属人化という言葉をご存知でしょうか?
属人とは
「その人に属する」こと。
法律用語で「人を基本として考えること」だそうです。
属人的とはその人に依拠する(頼る)ことです。
業務上、資格や経験・スキルにより当然ながら仕事は属人化してきます。
それ自体は悪い事ではなく、個々の能力を思う存分発揮してもらうためには必要なものです。
問題は、
特定の人にゆだねられた仕事を、その業務を担っている人が果たせなくなる場合です。
その人が戦線離脱した場合、その人しか知らない・出来ない業務があればあるほど、
引継ぎもままならぬ状態であれば、その先にはどえらい修羅場が待っています。
考えたくもない…。
資格業務であれば、有資格者であれば誰でも出来ることです。
変な話、変わりはいくらでもいるわけです。
しかし、組織の労務管理や人事を一手に引き受けていたり
業務手順や内容に誰よりも精通していていればいるほど、
それがマニュアル等の形となって残っていなければ、組織は大混乱です。
最悪の場合、空中分解です。
業務においてスペシャリストを育てることは必要なことですが、「その人がいないと・あの人ではないと」という状況は、組織運営の視点では些か不備があるように感じます。

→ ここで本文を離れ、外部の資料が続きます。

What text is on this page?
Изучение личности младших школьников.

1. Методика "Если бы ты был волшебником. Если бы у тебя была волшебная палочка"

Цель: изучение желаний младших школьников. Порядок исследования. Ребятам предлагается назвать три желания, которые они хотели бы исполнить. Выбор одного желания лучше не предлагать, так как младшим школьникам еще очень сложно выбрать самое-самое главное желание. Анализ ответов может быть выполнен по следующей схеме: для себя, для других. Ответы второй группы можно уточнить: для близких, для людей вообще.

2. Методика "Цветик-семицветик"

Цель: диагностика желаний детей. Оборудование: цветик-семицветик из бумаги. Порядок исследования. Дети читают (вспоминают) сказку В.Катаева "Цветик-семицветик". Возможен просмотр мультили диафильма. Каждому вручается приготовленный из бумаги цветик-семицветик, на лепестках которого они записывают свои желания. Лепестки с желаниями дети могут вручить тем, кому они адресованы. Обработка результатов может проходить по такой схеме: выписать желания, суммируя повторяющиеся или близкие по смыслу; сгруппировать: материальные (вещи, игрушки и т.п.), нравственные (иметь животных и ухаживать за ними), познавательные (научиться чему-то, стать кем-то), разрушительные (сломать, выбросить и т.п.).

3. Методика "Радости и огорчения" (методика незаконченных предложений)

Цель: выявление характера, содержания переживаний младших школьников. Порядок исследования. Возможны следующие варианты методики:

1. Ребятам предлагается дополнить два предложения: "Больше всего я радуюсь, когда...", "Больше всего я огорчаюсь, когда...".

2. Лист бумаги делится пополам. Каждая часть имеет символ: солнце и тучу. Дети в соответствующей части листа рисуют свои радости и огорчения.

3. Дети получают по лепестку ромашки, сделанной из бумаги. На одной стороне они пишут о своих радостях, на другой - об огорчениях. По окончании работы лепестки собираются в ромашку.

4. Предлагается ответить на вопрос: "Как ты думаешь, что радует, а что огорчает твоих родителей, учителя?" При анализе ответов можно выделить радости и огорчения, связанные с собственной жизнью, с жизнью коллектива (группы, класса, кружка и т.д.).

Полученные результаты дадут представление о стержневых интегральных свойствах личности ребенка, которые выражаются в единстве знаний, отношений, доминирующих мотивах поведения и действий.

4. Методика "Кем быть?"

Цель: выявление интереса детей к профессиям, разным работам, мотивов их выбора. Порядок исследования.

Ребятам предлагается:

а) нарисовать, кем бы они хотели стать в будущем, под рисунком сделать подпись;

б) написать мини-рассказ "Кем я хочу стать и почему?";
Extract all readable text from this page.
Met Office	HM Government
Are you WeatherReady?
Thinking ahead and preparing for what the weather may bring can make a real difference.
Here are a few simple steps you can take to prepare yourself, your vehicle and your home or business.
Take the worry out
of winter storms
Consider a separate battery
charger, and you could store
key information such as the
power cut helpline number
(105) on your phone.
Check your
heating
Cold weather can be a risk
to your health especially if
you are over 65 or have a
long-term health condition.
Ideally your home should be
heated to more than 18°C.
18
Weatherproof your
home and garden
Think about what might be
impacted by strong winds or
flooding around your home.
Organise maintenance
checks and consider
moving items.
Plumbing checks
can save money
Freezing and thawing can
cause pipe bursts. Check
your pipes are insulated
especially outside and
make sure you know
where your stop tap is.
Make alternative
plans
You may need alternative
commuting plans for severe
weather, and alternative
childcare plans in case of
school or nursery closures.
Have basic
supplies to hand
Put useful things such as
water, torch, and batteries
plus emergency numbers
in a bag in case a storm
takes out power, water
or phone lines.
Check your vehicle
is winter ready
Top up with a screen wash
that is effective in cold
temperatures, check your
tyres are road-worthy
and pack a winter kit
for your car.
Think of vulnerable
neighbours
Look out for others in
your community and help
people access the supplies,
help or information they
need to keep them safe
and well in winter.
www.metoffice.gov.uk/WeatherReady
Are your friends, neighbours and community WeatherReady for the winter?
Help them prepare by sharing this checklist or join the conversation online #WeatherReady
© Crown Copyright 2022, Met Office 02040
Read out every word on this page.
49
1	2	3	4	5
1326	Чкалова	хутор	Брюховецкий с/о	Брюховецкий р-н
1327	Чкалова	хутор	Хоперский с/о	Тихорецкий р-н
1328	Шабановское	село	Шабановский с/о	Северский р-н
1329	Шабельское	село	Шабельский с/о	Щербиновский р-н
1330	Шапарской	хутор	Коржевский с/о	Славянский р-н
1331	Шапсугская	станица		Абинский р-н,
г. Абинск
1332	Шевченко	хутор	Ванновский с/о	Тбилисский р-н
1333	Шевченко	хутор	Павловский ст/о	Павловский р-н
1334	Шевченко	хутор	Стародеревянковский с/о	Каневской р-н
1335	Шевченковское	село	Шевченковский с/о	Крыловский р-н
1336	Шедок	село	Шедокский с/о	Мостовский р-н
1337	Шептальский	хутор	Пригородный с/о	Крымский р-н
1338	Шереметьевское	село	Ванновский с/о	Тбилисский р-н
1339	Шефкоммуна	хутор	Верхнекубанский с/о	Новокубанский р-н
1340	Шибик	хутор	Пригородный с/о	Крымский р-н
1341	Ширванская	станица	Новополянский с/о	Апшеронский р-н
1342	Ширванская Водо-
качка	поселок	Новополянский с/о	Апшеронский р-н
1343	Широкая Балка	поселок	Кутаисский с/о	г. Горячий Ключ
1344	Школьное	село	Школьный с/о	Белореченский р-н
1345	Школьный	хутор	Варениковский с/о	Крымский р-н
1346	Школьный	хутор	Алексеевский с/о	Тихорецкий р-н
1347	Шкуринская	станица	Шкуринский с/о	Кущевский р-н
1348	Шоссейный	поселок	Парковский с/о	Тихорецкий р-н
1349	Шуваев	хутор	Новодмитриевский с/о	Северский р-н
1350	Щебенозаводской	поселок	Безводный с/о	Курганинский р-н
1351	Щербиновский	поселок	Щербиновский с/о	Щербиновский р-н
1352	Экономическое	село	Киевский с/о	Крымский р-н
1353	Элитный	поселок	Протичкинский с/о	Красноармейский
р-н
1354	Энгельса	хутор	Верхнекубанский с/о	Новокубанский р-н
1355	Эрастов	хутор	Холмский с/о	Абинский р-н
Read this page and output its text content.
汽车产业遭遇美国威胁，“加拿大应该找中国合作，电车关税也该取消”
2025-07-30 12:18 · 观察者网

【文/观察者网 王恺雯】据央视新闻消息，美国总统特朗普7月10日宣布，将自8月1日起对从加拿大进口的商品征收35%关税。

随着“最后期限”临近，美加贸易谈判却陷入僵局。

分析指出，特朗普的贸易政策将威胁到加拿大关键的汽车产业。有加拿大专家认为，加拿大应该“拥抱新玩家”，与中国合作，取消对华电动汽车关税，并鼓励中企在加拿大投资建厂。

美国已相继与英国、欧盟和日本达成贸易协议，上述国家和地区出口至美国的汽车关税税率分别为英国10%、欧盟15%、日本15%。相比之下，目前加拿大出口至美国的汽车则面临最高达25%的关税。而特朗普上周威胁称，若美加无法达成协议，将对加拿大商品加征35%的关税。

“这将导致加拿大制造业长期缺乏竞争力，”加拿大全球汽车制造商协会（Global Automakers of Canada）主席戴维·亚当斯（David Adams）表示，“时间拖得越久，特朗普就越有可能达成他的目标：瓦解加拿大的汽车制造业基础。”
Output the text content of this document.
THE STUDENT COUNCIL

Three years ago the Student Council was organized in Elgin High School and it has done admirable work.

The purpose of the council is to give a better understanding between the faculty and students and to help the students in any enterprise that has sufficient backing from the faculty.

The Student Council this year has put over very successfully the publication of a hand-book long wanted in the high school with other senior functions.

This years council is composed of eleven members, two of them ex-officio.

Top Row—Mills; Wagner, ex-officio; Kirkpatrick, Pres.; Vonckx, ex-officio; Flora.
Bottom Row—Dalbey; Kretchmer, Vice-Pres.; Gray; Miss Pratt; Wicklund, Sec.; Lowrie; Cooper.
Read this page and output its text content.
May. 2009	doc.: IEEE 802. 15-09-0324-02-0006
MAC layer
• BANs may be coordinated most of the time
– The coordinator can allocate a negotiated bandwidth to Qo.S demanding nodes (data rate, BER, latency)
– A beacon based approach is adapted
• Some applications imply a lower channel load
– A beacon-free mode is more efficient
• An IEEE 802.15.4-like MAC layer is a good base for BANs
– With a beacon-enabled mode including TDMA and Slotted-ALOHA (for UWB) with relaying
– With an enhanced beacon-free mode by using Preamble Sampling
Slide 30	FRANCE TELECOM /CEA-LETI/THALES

スペシャリストは一人でよいと安心していてはよろしくないのです。
【人に仕事をつける】だけではなく、
【仕事に人をつける】ことも先々考えていかないと。
そういった意味では、
次世代のスペシャリストを在籍中に育成していかねばなりません。
仮に不測の事態が生じ、引継ぎなし・マニュアルなし状態でいきなり新たな後任を指名されて恐悦至極に感じる人なんぞ要るはずもなく。
小さい組織だとこの傾向は強く感じます。
いわゆる、口頭伝承のみの育成です。
これは何かと問題が起きやすく。
マニュアルやルールが存在しないと、
人により言う事が異なる場合、新人は混乱します。
それを、防ぐ為のマニュアルです。
属人化ではなく標準化です。
誰でも分かる・出来る状態にすることです。
スペシャリストが作ったものであれば、
最大限のいいとこどりですから、多少のもたつきあれど質の良い仕事が早い段階でできるようになります。
「なんで誰もできない・知らないんだよ~」という周囲のストレス
「○○さん戻ってきて!」という不毛な懐古
「だからこうなる前にちゃんとしておけばよかったんだよ」という他責の傍観者達
こんな状況を少しでも減らしていくためには
ある程度の業務手順の明確化とマニュアル作成は必要不可欠です。
スペシャリストはいた方が良いに決まってますが、
「あの人でないと」のスペシャリストではなく
業務そのもの【仕事に人がつく】スペシャリストを育てることが
組織の責務だと改めて今思うことです。
「あの人」がいてもいなくても業務が滞らない組織が本来あるべき姿・形なのです。
それぞれの「あの人の良いことろ」を見倣える・取り入れられる組織作りを目指していけたらよいですね。
最後までお読みいただきありがとうございました。